Oh! Que lindas flores! Hei-de enfeitar com elas o meu presépio! – exclamou Ana, ao ver, no fundo do barranco, umas mimosas flores bravas que brilhavam aos raios do sol, já em declínio, regadas pelo rumorejante rigueirinho que corria para o regato saltando de pedra em pedra.
- Que ideia! Não podes chegar-te até lá! – objectou António.
- Aposto que posso!
- Aposto que não!
- Que perdes, se eu ganhar?
- O meu colar de pérolas.
- Não quero! De que me serve o teu colar?
- Para ofereceres um dia à tua noiva.
- Se fosses tu essa noiva!?
Ao pronunciar estas palavras que traduziam o seu sonho, acalentado no intimo por muito tempo, a voz de António tremia de comoção.
Quando procurou encontrar o olhar de Ana, já ela estava descendo para o barranco.

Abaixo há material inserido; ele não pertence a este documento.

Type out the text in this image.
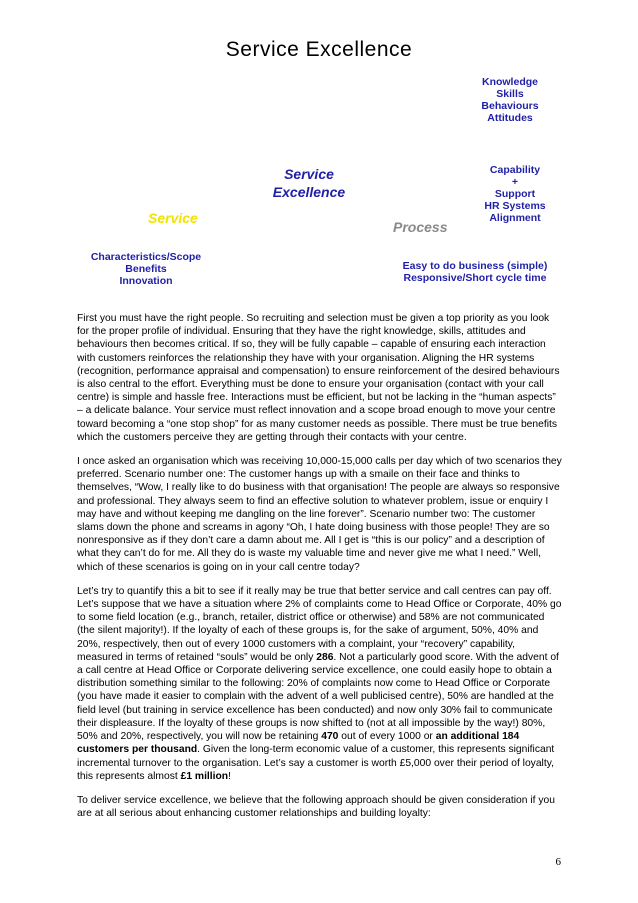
Service Excellence
Knowledge
Skills
Behaviours
Attitudes
Service
Excellence
Capability
+
Support
HR Systems
Alignment
Service
Process
Characteristics/Scope
Benefits
Innovation
Easy to do business (simple)
Responsive/Short cycle time

First you must have the right people. So recruiting and selection must be given a top priority as you look for the proper profile of individual. Ensuring that they have the right knowledge, skills, attitudes and behaviours then becomes critical. If so, they will be fully capable – capable of ensuring each interaction with customers reinforces the relationship they have with your organisation. Aligning the HR systems (recognition, performance appraisal and compensation) to ensure reinforcement of the desired behaviours is also central to the effort. Everything must be done to ensure your organisation (contact with your call centre) is simple and hassle free. Interactions must be efficient, but not be lacking in the “human aspects” – a delicate balance. Your service must reflect innovation and a scope broad enough to move your centre toward becoming a “one stop shop” for as many customer needs as possible. There must be true benefits which the customers perceive they are getting through their contacts with your centre.

I once asked an organisation which was receiving 10,000-15,000 calls per day which of two scenarios they preferred. Scenario number one: The customer hangs up with a smaile on their face and thinks to themselves, “Wow, I really like to do business with that organisation! The people are always so responsive and professional. They always seem to find an effective solution to whatever problem, issue or enquiry I may have and without keeping me dangling on the line forever”. Scenario number two: The customer slams down the phone and screams in agony “Oh, I hate doing business with those people! They are so nonresponsive as if they don’t care a damn about me. All I get is “this is our policy” and a description of what they can’t do for me. All they do is waste my valuable time and never give me what I need.” Well, which of these scenarios is going on in your call centre today?

Let’s try to quantify this a bit to see if it really may be true that better service and call centres can pay off. Let’s suppose that we have a situation where 2% of complaints come to Head Office or Corporate, 40% go to some field location (e.g., branch, retailer, district office or otherwise) and 58% are not communicated (the silent majority!). If the loyalty of each of these groups is, for the sake of argument, 50%, 40% and 20%, respectively, then out of every 1000 customers with a complaint, your “recovery” capability, measured in terms of retained “souls” would be only 286. Not a particularly good score. With the advent of a call centre at Head Office or Corporate delivering service excellence, one could easily hope to obtain a distribution something similar to the following: 20% of complaints now come to Head Office or Corporate (you have made it easier to complain with the advent of a well publicised centre), 50% are handled at the field level (but training in service excellence has been conducted) and now only 30% fail to communicate their displeasure. If the loyalty of these groups is now shifted to (not at all impossible by the way!) 80%, 50% and 20%, respectively, you will now be retaining 470 out of every 1000 or an additional 184 customers per thousand. Given the long-term economic value of a customer, this represents significant incremental turnover to the organisation. Let’s say a customer is worth £5,000 over their period of loyalty, this represents almost £1 million!

To deliver service excellence, we believe that the following approach should be given consideration if you are at all serious about enhancing customer relationships and building loyalty:

6
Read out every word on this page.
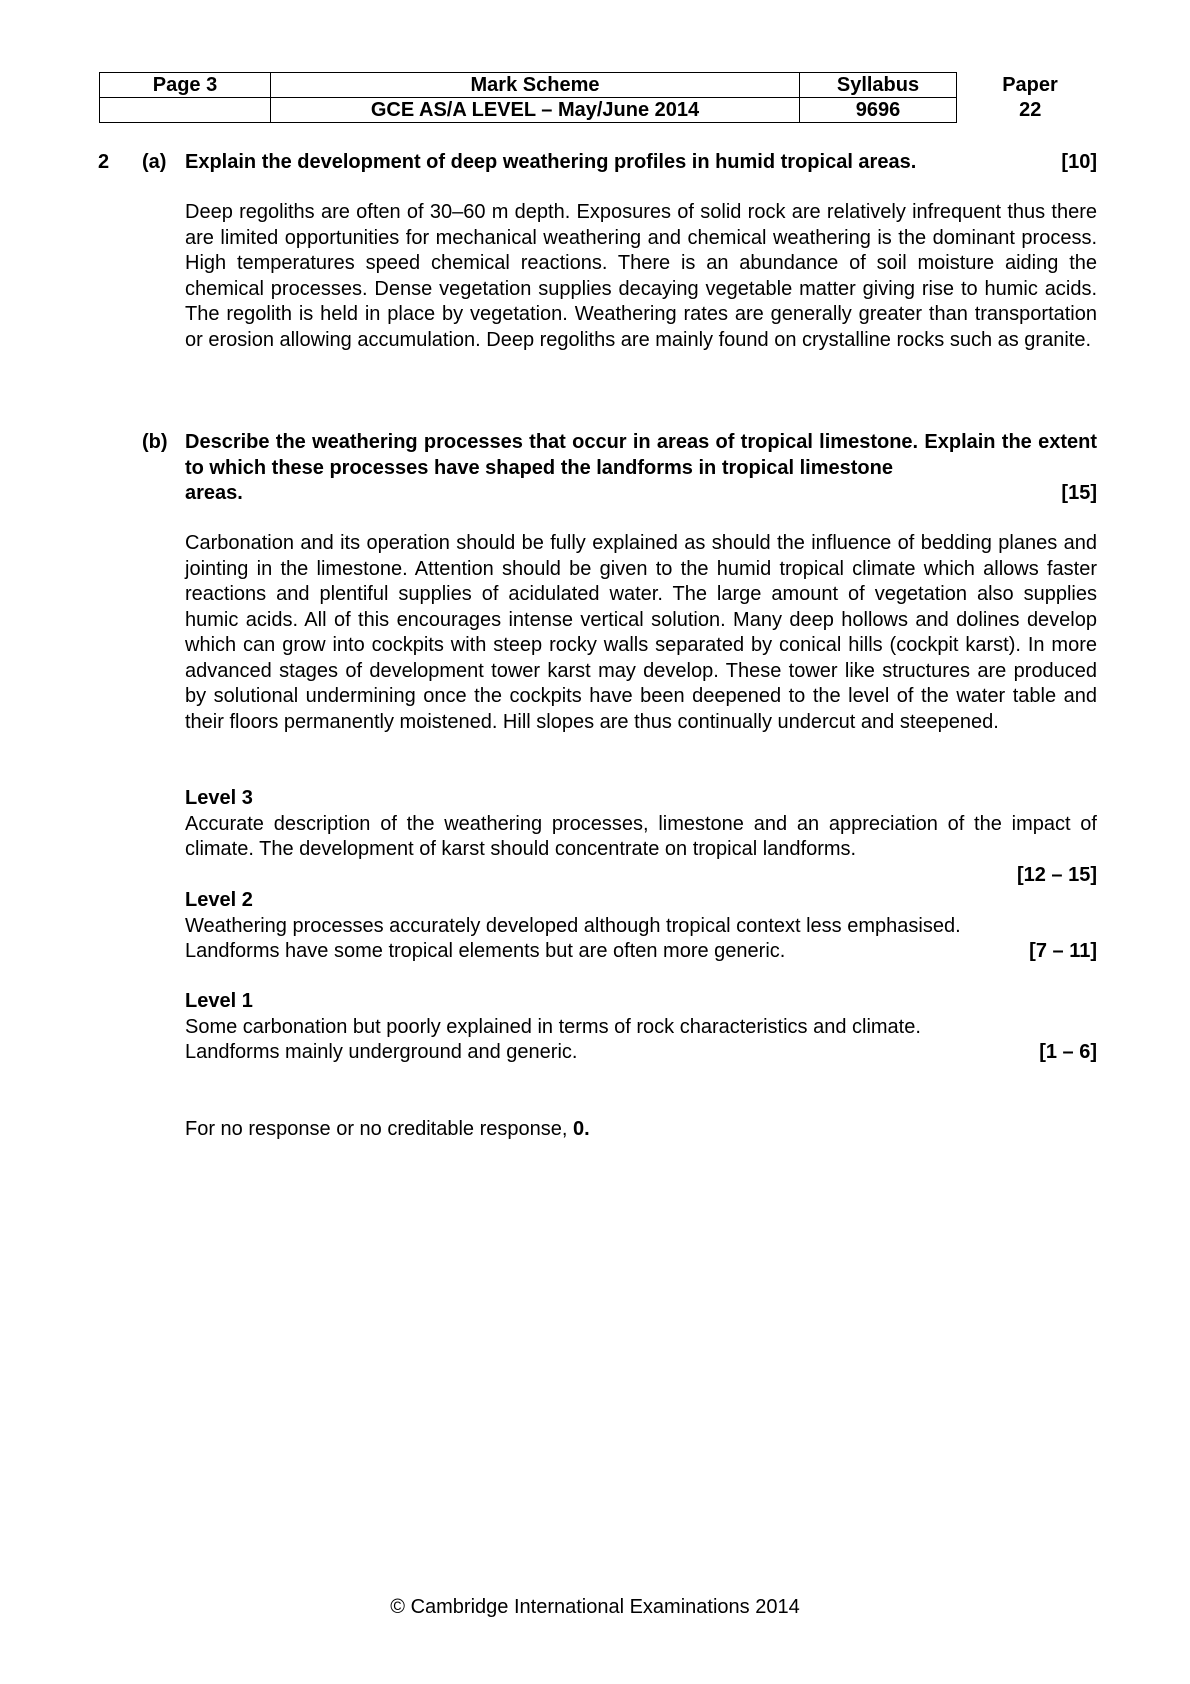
Page 3	Mark Scheme	Syllabus	Paper
	GCE AS/A LEVEL – May/June 2014	9696	22
2 (a) Explain the development of deep weathering profiles in humid tropical areas.	[10]
Deep regoliths are often of 30–60 m depth. Exposures of solid rock are relatively infrequent thus there are limited opportunities for mechanical weathering and chemical weathering is the dominant process. High temperatures speed chemical reactions. There is an abundance of soil moisture aiding the chemical processes. Dense vegetation supplies decaying vegetable matter giving rise to humic acids. The regolith is held in place by vegetation. Weathering rates are generally greater than transportation or erosion allowing accumulation. Deep regoliths are mainly found on crystalline rocks such as granite.
(b) Describe the weathering processes that occur in areas of tropical limestone. Explain the extent to which these processes have shaped the landforms in tropical limestone
areas.	[15]
Carbonation and its operation should be fully explained as should the influence of bedding planes and jointing in the limestone. Attention should be given to the humid tropical climate which allows faster reactions and plentiful supplies of acidulated water. The large amount of vegetation also supplies humic acids. All of this encourages intense vertical solution. Many deep hollows and dolines develop which can grow into cockpits with steep rocky walls separated by conical hills (cockpit karst). In more advanced stages of development tower karst may develop. These tower like structures are produced by solutional undermining once the cockpits have been deepened to the level of the water table and their floors permanently moistened. Hill slopes are thus continually undercut and steepened.
Level 3
Accurate description of the weathering processes, limestone and an appreciation of the impact of climate. The development of karst should concentrate on tropical landforms.
[12 – 15]
Level 2
Weathering processes accurately developed although tropical context less emphasised.
Landforms have some tropical elements but are often more generic.	[7 – 11]
Level 1
Some carbonation but poorly explained in terms of rock characteristics and climate.
Landforms mainly underground and generic.	[1 – 6]
For no response or no creditable response, 0.
© Cambridge International Examinations 2014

Ao dar o segundo passo, talvez turbada pela comoção ou talvez por imperívia, o pé resvalou e Ana foi cair no fundo, aos trambolhões.
António correu em seu socorro. Ana tinha um rasgão na testa e corria-lhe pela face um fio de sangue. Tremia de susto. António lavou a ferida na água da fonte e fez o penso com o seu lenço. Enquanto Ana se sentava a refazer-se do susto, ele colheu uma porção de flores e alguns talos da relva rendilhada que atapetava as margens do rigueirinho, e depô-las no regaço de Ana.
- António, perdi a aposta – disse ela. Tu ficas com o meu colar e eu com... uma cicatriz na testa que vai enfear-me por toda a vida, para me lembrar desta imprudência.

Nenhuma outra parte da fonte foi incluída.